The specific heat capacity of steam (csteam) is approximately 2,080 J/kg·°C.
The specific heat capacity of water (cwater) is approximately 4,186 J/kg·°C.
Now let's calculate the heat lost by the steam during condensation.
Qlost = msteam * csteam * ΔTsteam
Given:
msteam = 0.552 kg (mass of steam)
csteam = 2,080 J/kg·°C (specific heat capacity of steam)
ΔTsteam = 100 °C (change in temperature of steam, from 100°C to final temperature)
Qlost = 0.552 kg * 2,080 J/kg·°C * 100 °C
Qlost = 114,816 J
Next, let's calculate the heat gained by the water to reach the final temperature.
Qgained = mwater * cwater * ΔTwater
Given:
mwater = 4.35 kg (mass of water)
cwater = 4,186 J/kg·°C (specific heat capacity of water)
ΔTwater = final temperature - 6.0 °C (change in temperature of water, from 6.0°C to final temperature)

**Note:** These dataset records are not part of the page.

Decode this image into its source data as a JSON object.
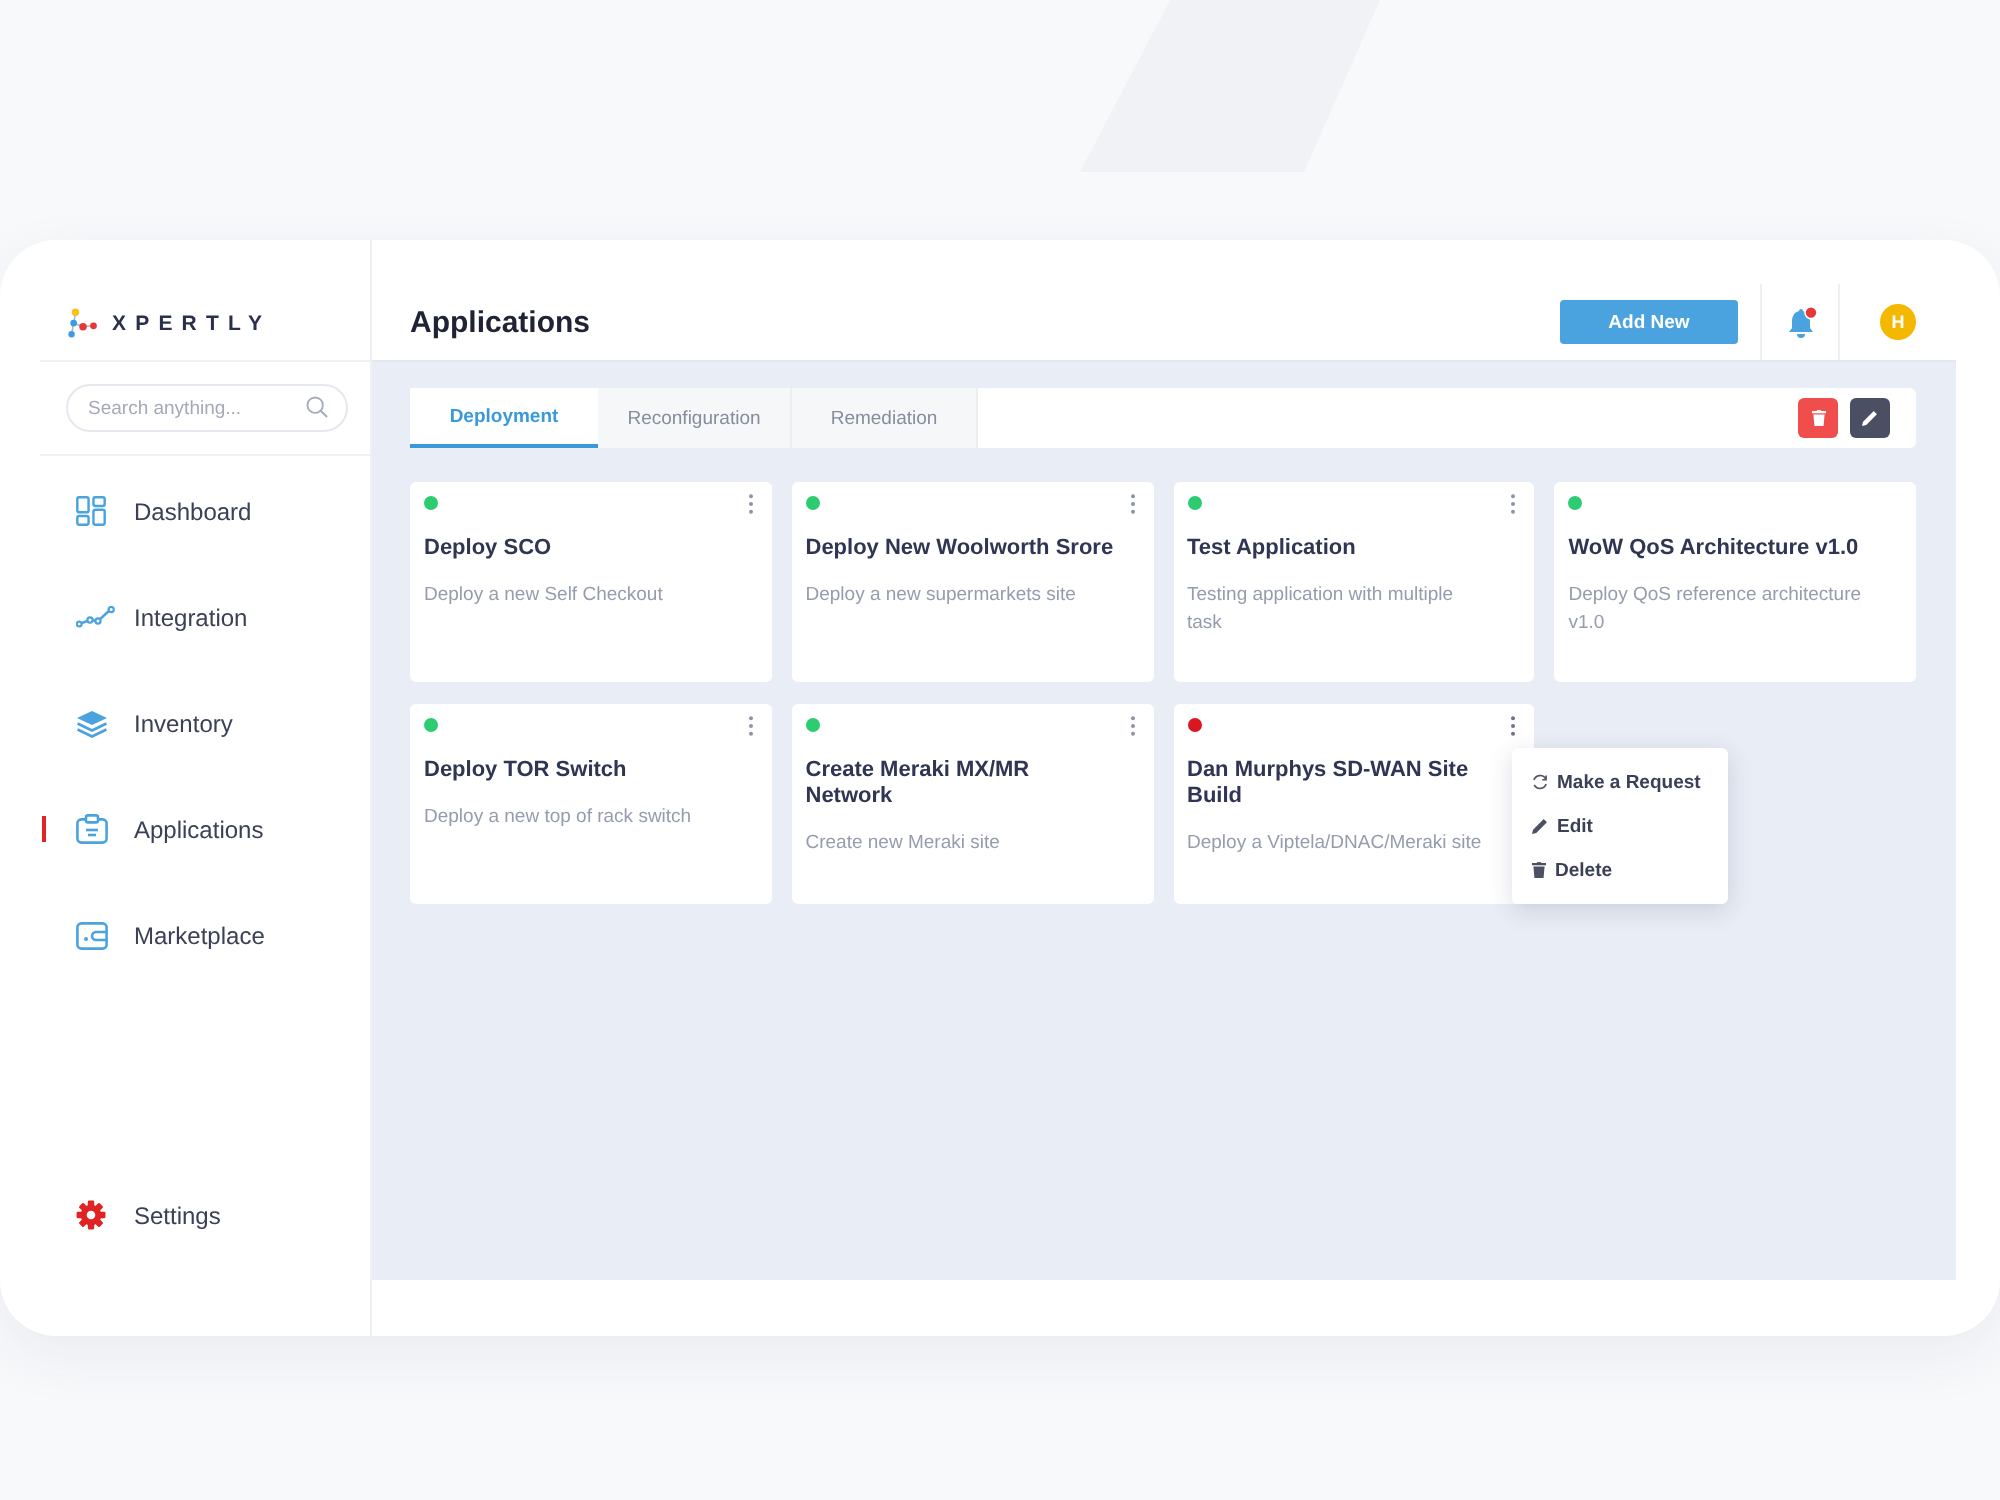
{
  "sidebar": {
    "logo": {
      "text": "XPERTLY"
    },
    "search": {
      "placeholder": "Search anything..."
    },
    "nav": [
      {
        "label": "Dashboard",
        "selected": false
      },
      {
        "label": "Integration",
        "selected": false
      },
      {
        "label": "Inventory",
        "selected": false
      },
      {
        "label": "Applications",
        "selected": true
      },
      {
        "label": "Marketplace",
        "selected": false
      }
    ],
    "footer_item": {
      "label": "Settings"
    }
  },
  "header": {
    "title": "Applications",
    "add_button": "Add New",
    "notifications": {
      "unread": true
    },
    "avatar": {
      "initial": "H"
    }
  },
  "tabs": [
    {
      "label": "Deployment",
      "selected": true
    },
    {
      "label": "Reconfiguration",
      "selected": false
    },
    {
      "label": "Remediation",
      "selected": false
    }
  ],
  "cards": [
    {
      "title": "Deploy SCO",
      "description": "Deploy a new Self Checkout",
      "color": "#2ecc71",
      "has_menu": true,
      "menu_open": false
    },
    {
      "title": "Deploy New Woolworth Srore",
      "description": "Deploy a new supermarkets site",
      "color": "#2ecc71",
      "has_menu": true,
      "menu_open": false
    },
    {
      "title": "Test Application",
      "description": "Testing application with multiple task",
      "color": "#2ecc71",
      "has_menu": true,
      "menu_open": false
    },
    {
      "title": "WoW QoS Architecture v1.0",
      "description": "Deploy QoS reference architecture v1.0",
      "color": "#2ecc71",
      "has_menu": false,
      "menu_open": false
    },
    {
      "title": "Deploy TOR Switch",
      "description": "Deploy a new top of rack switch",
      "color": "#2ecc71",
      "has_menu": true,
      "menu_open": false
    },
    {
      "title": "Create Meraki MX/MR Network",
      "description": "Create new Meraki site",
      "color": "#2ecc71",
      "has_menu": true,
      "menu_open": false
    },
    {
      "title": "Dan Murphys SD-WAN Site Build",
      "description": "Deploy a Viptela/DNAC/Meraki site",
      "color": "#d7191f",
      "has_menu": true,
      "menu_open": true
    }
  ],
  "context_menu": {
    "items": [
      {
        "label": "Make a Request",
        "kind": "request"
      },
      {
        "label": "Edit",
        "kind": "edit"
      },
      {
        "label": "Delete",
        "kind": "delete"
      }
    ]
  }
}
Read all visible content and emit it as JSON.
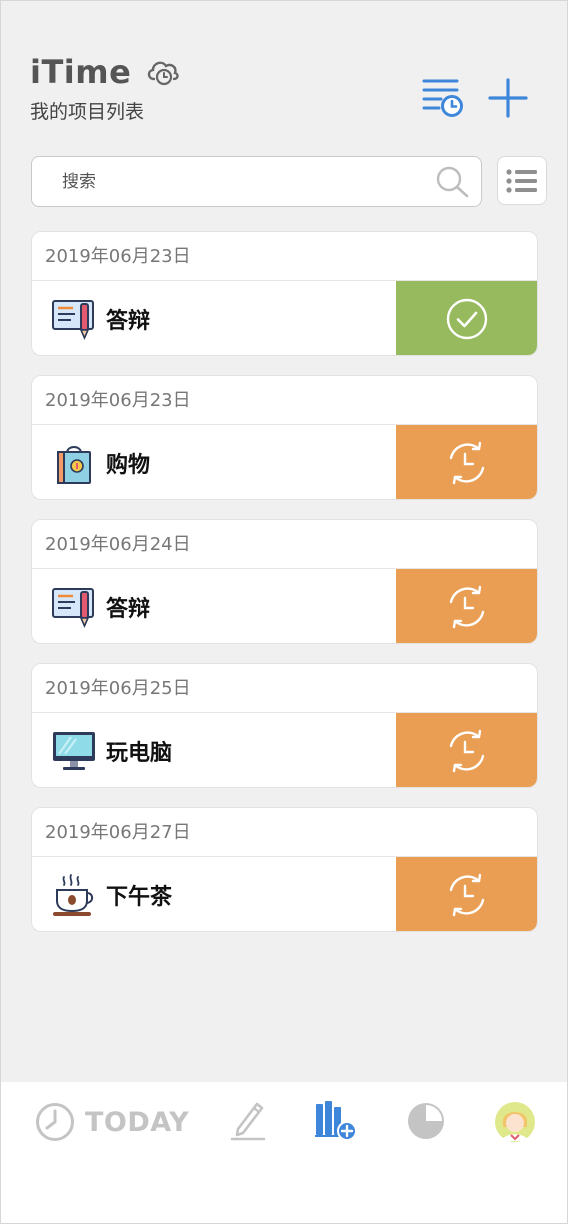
{
  "header": {
    "title": "iTime",
    "subtitle": "我的项目列表"
  },
  "search": {
    "placeholder": "搜索",
    "value": ""
  },
  "tasks": [
    {
      "date": "2019年06月23日",
      "name": "答辩",
      "icon": "presentation-icon",
      "status": "done",
      "status_color": "#97ba5f"
    },
    {
      "date": "2019年06月23日",
      "name": "购物",
      "icon": "shopping-bag-icon",
      "status": "pending",
      "status_color": "#ea9e53"
    },
    {
      "date": "2019年06月24日",
      "name": "答辩",
      "icon": "presentation-icon",
      "status": "pending",
      "status_color": "#ea9e53"
    },
    {
      "date": "2019年06月25日",
      "name": "玩电脑",
      "icon": "computer-icon",
      "status": "pending",
      "status_color": "#ea9e53"
    },
    {
      "date": "2019年06月27日",
      "name": "下午茶",
      "icon": "coffee-cup-icon",
      "status": "pending",
      "status_color": "#ea9e53"
    }
  ],
  "tabs": {
    "today_label": "TODAY"
  },
  "colors": {
    "accent_blue": "#3d86d9",
    "done_green": "#97ba5f",
    "pending_orange": "#ea9e53",
    "background": "#f1f0f1"
  }
}
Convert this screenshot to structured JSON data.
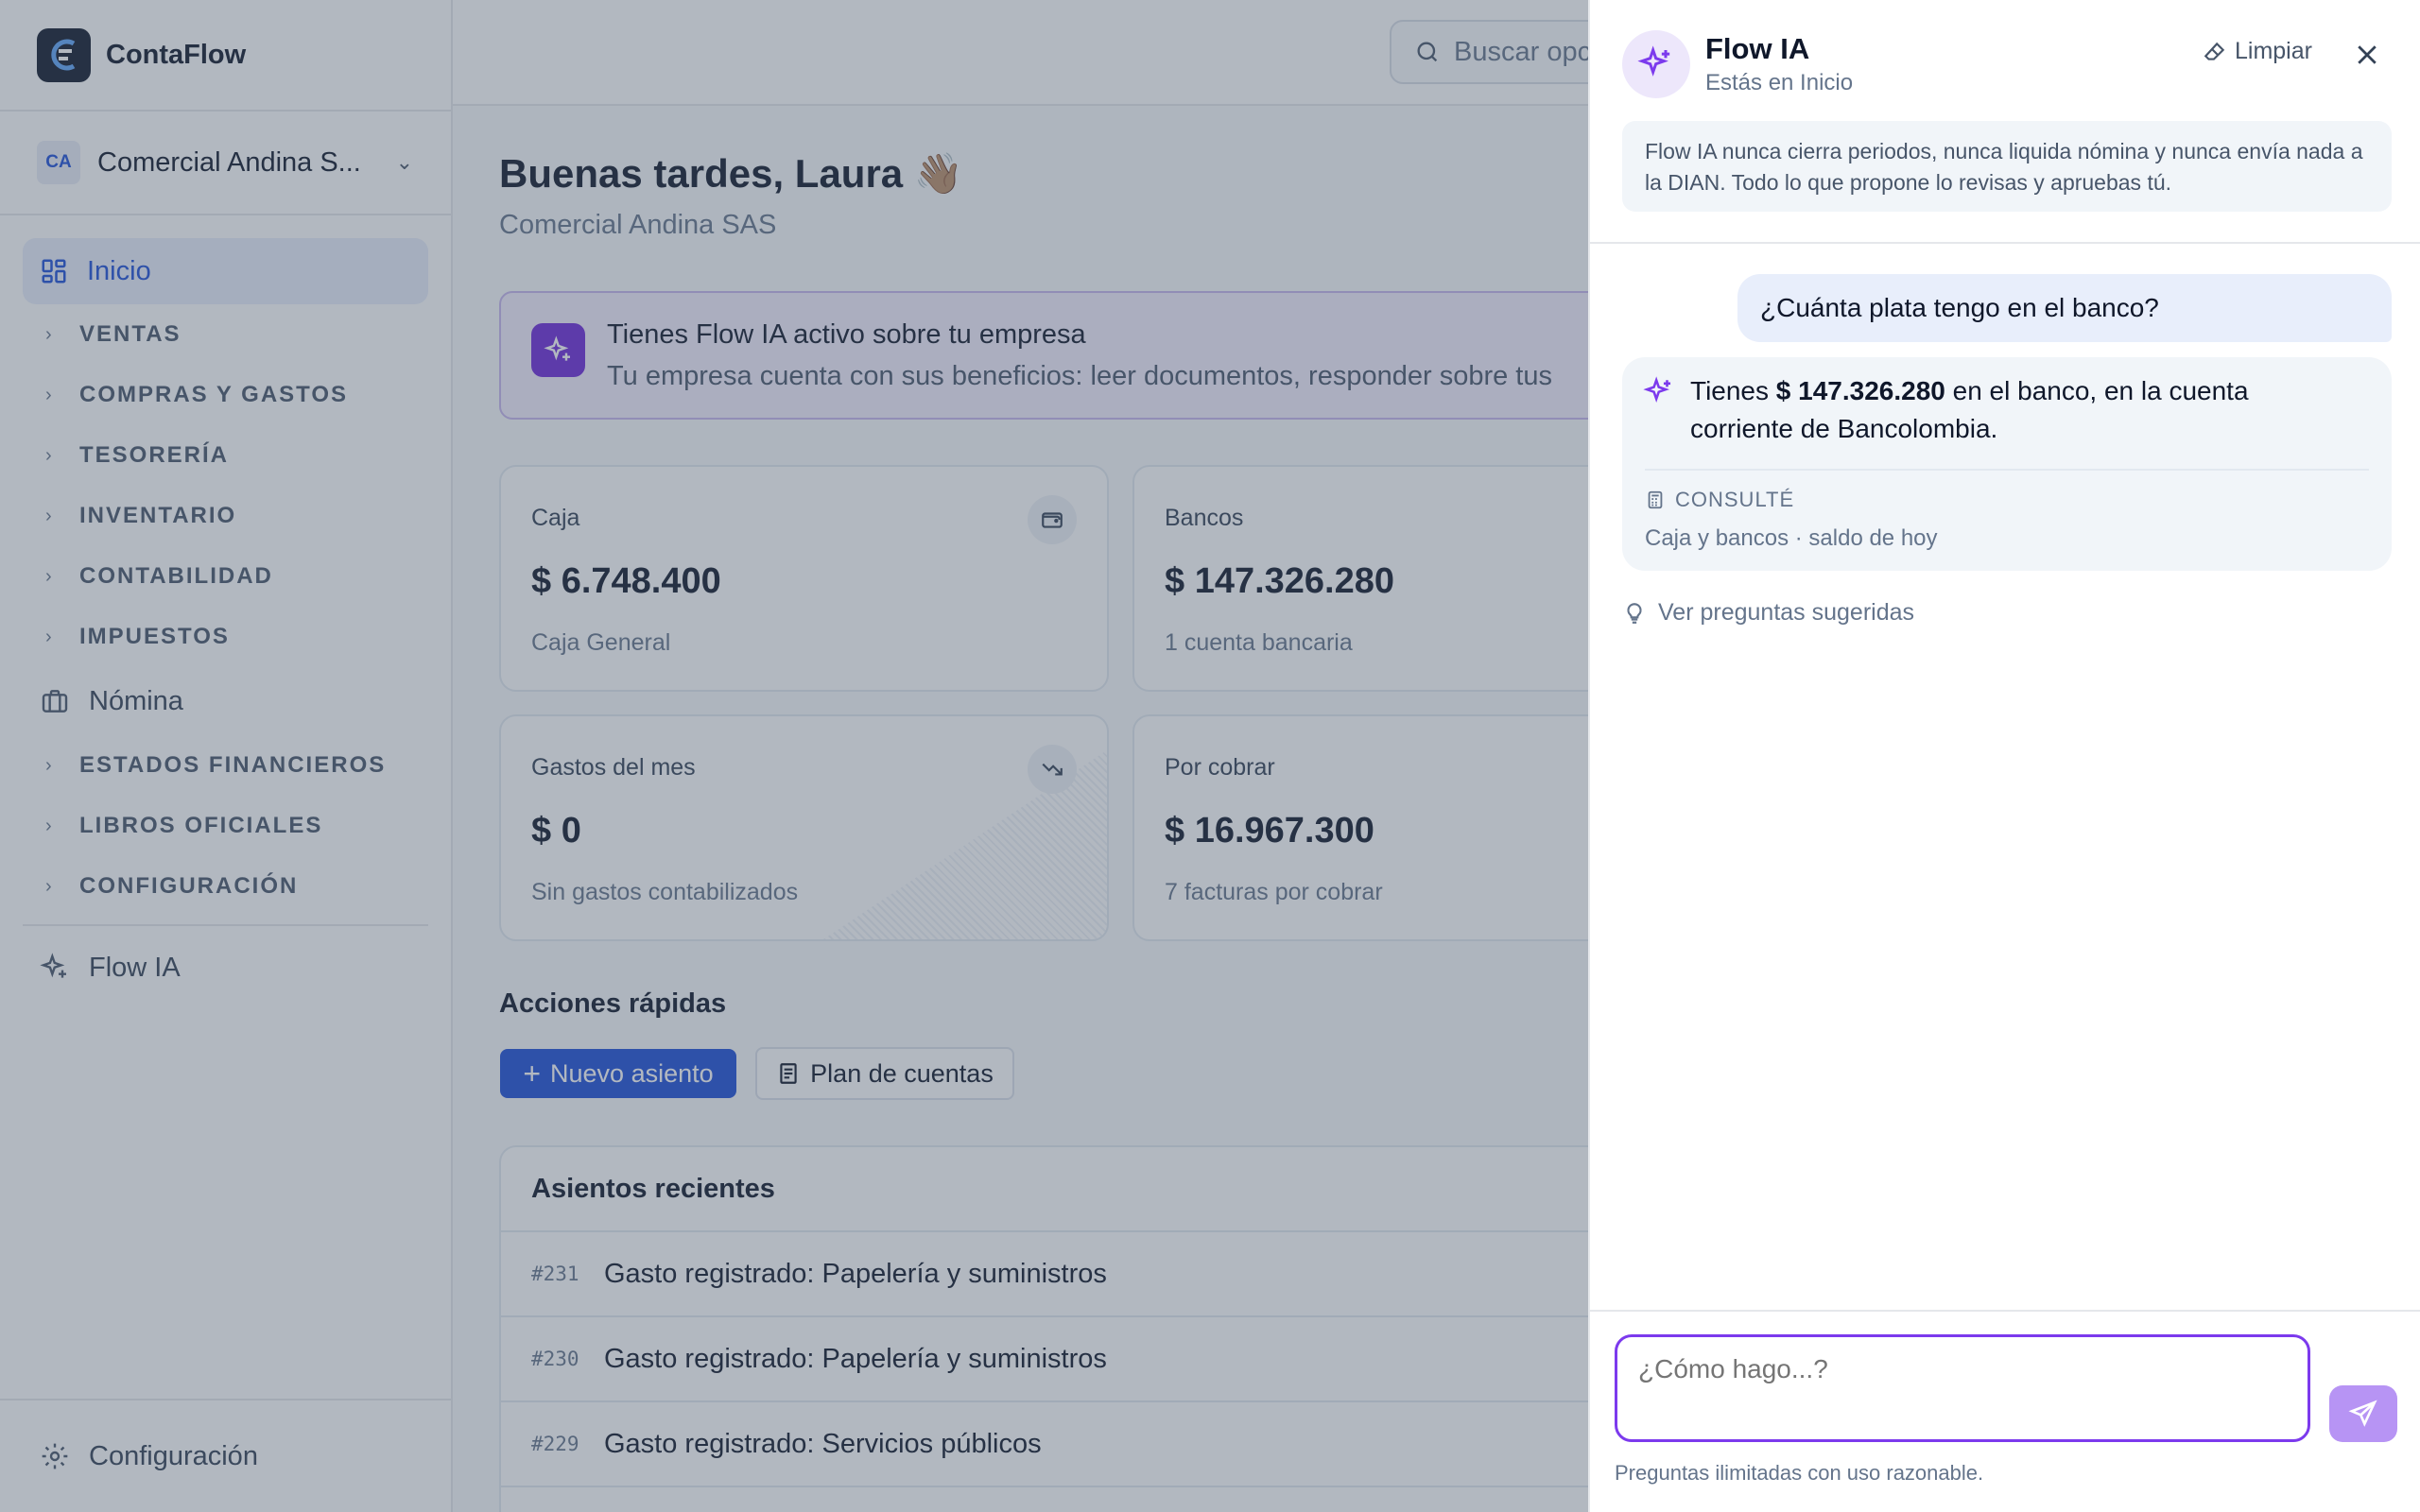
{
  "app": {
    "name": "ContaFlow"
  },
  "sidebar": {
    "company": {
      "initials": "CA",
      "name": "Comercial Andina S..."
    },
    "home_label": "Inicio",
    "groups": [
      "VENTAS",
      "COMPRAS Y GASTOS",
      "TESORERÍA",
      "INVENTARIO",
      "CONTABILIDAD",
      "IMPUESTOS"
    ],
    "payroll_label": "Nómina",
    "groups2": [
      "ESTADOS FINANCIEROS",
      "LIBROS OFICIALES",
      "CONFIGURACIÓN"
    ],
    "flow_label": "Flow IA",
    "footer_label": "Configuración"
  },
  "topbar": {
    "search_placeholder": "Buscar opc"
  },
  "home": {
    "greeting": "Buenas tardes, Laura 👋🏽",
    "company": "Comercial Andina SAS",
    "banner": {
      "title": "Tienes Flow IA activo sobre tu empresa",
      "text": "Tu empresa cuenta con sus beneficios: leer documentos, responder sobre tus"
    },
    "cards": [
      {
        "label": "Caja",
        "value": "$ 6.748.400",
        "sub": "Caja General",
        "icon": "wallet-icon"
      },
      {
        "label": "Bancos",
        "value": "$ 147.326.280",
        "sub": "1 cuenta bancaria"
      },
      {
        "label": "Gastos del mes",
        "value": "$ 0",
        "sub": "Sin gastos contabilizados",
        "icon": "trend-down-icon"
      },
      {
        "label": "Por cobrar",
        "value": "$ 16.967.300",
        "sub": "7 facturas por cobrar"
      }
    ],
    "quick_actions": {
      "title": "Acciones rápidas",
      "new_entry": "Nuevo asiento",
      "chart_of_accounts": "Plan de cuentas"
    },
    "recent": {
      "title": "Asientos recientes",
      "rows": [
        {
          "num": "#231",
          "desc": "Gasto registrado: Papelería y suministros"
        },
        {
          "num": "#230",
          "desc": "Gasto registrado: Papelería y suministros"
        },
        {
          "num": "#229",
          "desc": "Gasto registrado: Servicios públicos"
        }
      ]
    }
  },
  "assistant": {
    "title": "Flow IA",
    "subtitle": "Estás en Inicio",
    "clear_label": "Limpiar",
    "notice": "Flow IA nunca cierra periodos, nunca liquida nómina y nunca envía nada a la DIAN. Todo lo que propone lo revisas y apruebas tú.",
    "user_message": "¿Cuánta plata tengo en el banco?",
    "reply": {
      "pre": "Tienes ",
      "amount": "$ 147.326.280",
      "post": " en el banco, en la cuenta corriente de Bancolombia."
    },
    "source_heading": "CONSULTÉ",
    "source_text": "Caja y bancos · saldo de hoy",
    "suggest_label": "Ver preguntas sugeridas",
    "input_placeholder": "¿Cómo hago...?",
    "footnote": "Preguntas ilimitadas con uso razonable."
  },
  "colors": {
    "accent": "#1d4ed8",
    "ai_purple": "#7c3aed",
    "overlay": "#475569"
  }
}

Since the system is insulated and no heat is lost to the surroundings,
Qgained = Qlost
Therefore,
mwater * cwater * ΔTwater = Qlost
Let's solve for ΔTwater:
ΔTwater = Qlost / (mwater * cwater)
ΔTwater = 114,816 J / (4.35 kg * 4,186 J/kg·°C)
Calculating ΔTwater,
ΔTwater ≈ 6.1 °C
Finally, we can find the final temperature of the mixture by adding ΔTwater to the initial temperature of the water.
Final temperature = 6.0 °C + ΔTwater
Final temperature ≈ 6.0 °C + 6.1 °C
Final temperature ≈ 12.1 °C
Therefore, the final temperature of the mixture will be approximately 12.1°C.